В сумерки, проводив красивую ученицу, зашла в кухню, где в тазах и лоханях стоит замерзшая вода, где на полу посуда, так как сожжен кухонный стол, где около мертвой раковины стоит горшок, снятый в уборной, где много пыли, холода, где не было минуты, чтобы сошли морозные узоры с оконных стекол. И вот в такой жуткой арктической кухне из радиорепродуктора вдруг донеслись до меня знакомые и любимые такты Чайковского [613] . Давали концерт. Передача была еле слышная – словно все это было очень далеко: и по времени, и по расстоянию. Словно мертвецы вдруг решили поиграть для мертвецов. «Лебединое озеро» – вступление. Слушая, я постояла, кажется, одно мгновение и сразу же ушла. Я не могу слушать музыку, я не имею права, я должна беречь свои нервы и свою броню. Музыка была в прежней жизни – может быть, в прежнем моем воплощении. О прежней жизни я не должна ни думать, ни жалеть. А если пожалею – сломаюсь, сгибну, полечу к черту! Поэтому из моего нынешнего существования музыку я исключаю тоже, как стихи, как искусство, как красивые вещи, как нежные ткани и волнующие духи. Не надо. Не надо ничего такого, что расслабляет и напоминает, что может заставить меланхолически вздохнуть и пожалеть.
613
Музыка П.И. Чайковского в блокадном радиовещании интерпретировалась как повествующая «о трудностях борьбы и радости победы» (Крюков А. Музыка в эфире военного Ленинграда. СПб., 2005. С. 35).
На Бассейной открылась парикмахерская со свободным доступом для всех граждан, где за 2 руб. можно сделать маникюр. Не иду. Все по тем же причинам. Начался артиллерийский обстрел.

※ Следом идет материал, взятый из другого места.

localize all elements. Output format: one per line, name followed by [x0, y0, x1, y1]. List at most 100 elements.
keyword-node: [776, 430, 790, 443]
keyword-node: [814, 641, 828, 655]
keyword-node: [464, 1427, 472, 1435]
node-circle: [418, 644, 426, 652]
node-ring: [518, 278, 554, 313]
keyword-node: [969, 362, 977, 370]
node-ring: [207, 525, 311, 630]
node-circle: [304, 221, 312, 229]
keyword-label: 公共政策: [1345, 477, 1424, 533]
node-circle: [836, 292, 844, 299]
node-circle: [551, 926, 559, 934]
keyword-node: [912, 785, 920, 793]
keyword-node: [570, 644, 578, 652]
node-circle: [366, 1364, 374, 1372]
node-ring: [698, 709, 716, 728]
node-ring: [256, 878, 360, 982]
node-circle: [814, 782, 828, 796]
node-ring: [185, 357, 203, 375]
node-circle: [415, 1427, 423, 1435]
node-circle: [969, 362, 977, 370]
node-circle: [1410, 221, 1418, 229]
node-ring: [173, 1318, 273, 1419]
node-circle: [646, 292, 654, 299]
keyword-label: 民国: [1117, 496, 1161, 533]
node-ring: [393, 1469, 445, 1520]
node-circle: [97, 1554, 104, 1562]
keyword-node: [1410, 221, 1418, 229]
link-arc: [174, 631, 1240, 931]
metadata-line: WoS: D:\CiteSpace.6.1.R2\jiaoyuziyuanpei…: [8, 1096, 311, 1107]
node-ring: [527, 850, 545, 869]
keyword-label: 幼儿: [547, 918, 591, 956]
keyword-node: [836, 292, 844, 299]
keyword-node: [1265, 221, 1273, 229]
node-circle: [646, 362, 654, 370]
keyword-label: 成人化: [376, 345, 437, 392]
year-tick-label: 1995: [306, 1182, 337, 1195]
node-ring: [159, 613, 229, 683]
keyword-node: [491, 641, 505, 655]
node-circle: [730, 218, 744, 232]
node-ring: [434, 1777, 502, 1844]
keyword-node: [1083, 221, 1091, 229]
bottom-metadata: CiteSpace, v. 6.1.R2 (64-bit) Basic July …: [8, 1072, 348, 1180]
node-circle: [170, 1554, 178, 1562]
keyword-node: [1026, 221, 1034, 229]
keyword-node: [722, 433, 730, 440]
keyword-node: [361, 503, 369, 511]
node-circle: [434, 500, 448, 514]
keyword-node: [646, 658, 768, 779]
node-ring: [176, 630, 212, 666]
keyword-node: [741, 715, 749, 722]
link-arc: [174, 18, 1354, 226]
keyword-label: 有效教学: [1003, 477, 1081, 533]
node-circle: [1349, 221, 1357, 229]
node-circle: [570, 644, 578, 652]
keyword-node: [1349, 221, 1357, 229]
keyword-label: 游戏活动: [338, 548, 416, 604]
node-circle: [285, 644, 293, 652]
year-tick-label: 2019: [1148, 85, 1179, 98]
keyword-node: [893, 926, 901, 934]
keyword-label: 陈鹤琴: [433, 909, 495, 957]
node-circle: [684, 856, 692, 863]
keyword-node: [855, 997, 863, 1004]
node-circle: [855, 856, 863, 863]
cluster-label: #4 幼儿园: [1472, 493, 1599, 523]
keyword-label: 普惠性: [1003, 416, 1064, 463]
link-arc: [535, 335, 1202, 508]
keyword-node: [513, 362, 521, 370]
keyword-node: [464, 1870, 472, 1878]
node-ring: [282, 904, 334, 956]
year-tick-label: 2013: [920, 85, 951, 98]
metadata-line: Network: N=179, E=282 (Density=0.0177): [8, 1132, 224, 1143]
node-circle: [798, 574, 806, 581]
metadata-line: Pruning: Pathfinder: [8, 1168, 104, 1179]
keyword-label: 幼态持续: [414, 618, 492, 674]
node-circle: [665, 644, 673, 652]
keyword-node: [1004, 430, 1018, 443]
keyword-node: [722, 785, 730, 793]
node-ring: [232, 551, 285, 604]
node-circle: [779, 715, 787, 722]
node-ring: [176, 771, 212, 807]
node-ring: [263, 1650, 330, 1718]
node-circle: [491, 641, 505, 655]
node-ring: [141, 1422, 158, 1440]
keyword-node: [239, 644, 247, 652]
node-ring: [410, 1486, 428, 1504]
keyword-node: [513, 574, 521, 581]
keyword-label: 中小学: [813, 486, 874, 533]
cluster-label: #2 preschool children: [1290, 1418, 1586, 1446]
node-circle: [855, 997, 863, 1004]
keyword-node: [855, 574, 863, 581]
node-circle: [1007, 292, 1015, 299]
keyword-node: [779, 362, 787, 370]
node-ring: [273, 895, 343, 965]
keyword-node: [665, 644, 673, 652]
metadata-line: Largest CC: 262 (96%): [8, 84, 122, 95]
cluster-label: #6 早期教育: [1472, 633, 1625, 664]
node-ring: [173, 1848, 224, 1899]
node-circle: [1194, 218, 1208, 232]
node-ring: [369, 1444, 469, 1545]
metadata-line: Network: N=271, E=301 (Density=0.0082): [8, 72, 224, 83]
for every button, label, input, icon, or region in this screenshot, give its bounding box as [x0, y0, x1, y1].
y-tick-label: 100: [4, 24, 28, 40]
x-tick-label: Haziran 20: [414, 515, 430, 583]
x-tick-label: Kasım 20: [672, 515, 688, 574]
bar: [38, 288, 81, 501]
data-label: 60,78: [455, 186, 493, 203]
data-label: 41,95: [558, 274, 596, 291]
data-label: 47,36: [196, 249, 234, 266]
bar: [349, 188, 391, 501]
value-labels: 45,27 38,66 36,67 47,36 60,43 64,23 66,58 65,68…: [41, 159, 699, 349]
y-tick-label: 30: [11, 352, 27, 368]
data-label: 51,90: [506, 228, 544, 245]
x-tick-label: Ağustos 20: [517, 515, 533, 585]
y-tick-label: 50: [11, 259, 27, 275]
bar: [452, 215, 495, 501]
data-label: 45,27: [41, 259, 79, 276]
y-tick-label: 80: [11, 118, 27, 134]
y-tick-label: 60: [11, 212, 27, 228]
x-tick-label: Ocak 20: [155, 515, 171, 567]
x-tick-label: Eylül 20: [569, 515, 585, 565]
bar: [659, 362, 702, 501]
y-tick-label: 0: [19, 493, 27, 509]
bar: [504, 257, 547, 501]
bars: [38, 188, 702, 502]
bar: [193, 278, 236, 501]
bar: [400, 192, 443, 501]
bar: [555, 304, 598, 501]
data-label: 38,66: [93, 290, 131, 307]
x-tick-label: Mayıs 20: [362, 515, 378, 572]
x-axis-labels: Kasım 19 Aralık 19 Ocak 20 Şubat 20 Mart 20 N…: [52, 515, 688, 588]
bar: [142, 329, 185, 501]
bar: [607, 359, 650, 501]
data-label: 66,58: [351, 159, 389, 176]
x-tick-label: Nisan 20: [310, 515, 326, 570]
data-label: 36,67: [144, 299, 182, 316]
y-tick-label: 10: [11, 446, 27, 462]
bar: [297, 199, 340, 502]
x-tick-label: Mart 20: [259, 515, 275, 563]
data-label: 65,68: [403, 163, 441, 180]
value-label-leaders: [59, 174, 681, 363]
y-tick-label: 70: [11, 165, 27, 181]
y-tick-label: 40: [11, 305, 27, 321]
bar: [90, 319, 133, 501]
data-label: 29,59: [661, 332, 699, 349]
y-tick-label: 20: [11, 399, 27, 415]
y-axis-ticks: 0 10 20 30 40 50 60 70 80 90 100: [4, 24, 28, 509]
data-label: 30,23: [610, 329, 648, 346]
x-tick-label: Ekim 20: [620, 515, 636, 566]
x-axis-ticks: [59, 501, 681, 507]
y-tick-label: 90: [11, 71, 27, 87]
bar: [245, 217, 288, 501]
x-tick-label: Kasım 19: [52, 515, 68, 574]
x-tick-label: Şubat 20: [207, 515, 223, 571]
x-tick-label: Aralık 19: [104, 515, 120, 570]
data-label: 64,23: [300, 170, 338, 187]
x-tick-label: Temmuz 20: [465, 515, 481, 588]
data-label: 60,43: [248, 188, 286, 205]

23 марта, понед[ельник], 21 ч.
Сегодня тепло, таяло, на дворе уже лужи, на улице капель, ростепель, весна. Из бомбоубежища тащили с братом наверх чужой диван, который дают на время для Эдика (он спит на невыносимой по неудобствам походной кровати). Падал мокрый мартовский снег, текло, за водою в подвал бежали жильцы дома (вода в определенные часы). Диван мне помогали тащить два моих приятеля: Гриша Стеркин и Володя Белов, красивые по-разному мальчики, не достигшие еще 7 лет. У Гриши рыжие глупые веснушки и чудесные черные глаза, ясные и чистые, с громадными ресницами. Такими вот ясными библейскими глазами, мудрыми и младенческими, смотрел, быть может, на мир маленький Иоанн [614] . Володя тоже красивый ребенок с холодным взглядом, с жестокой и презрительной складкой узких губ. Думая о Грише-Иоанне, я превращаю Володю в сына Понтия Пилата. И, стоя под снегом на дворовых лужах и глядя на моих ребят, соображаю – а может быть, Володю сделать братом Саломеи… ее маленьким братом, о котором нигде не сказано.
614
Имеется в виду Иоанн Креститель в детстве.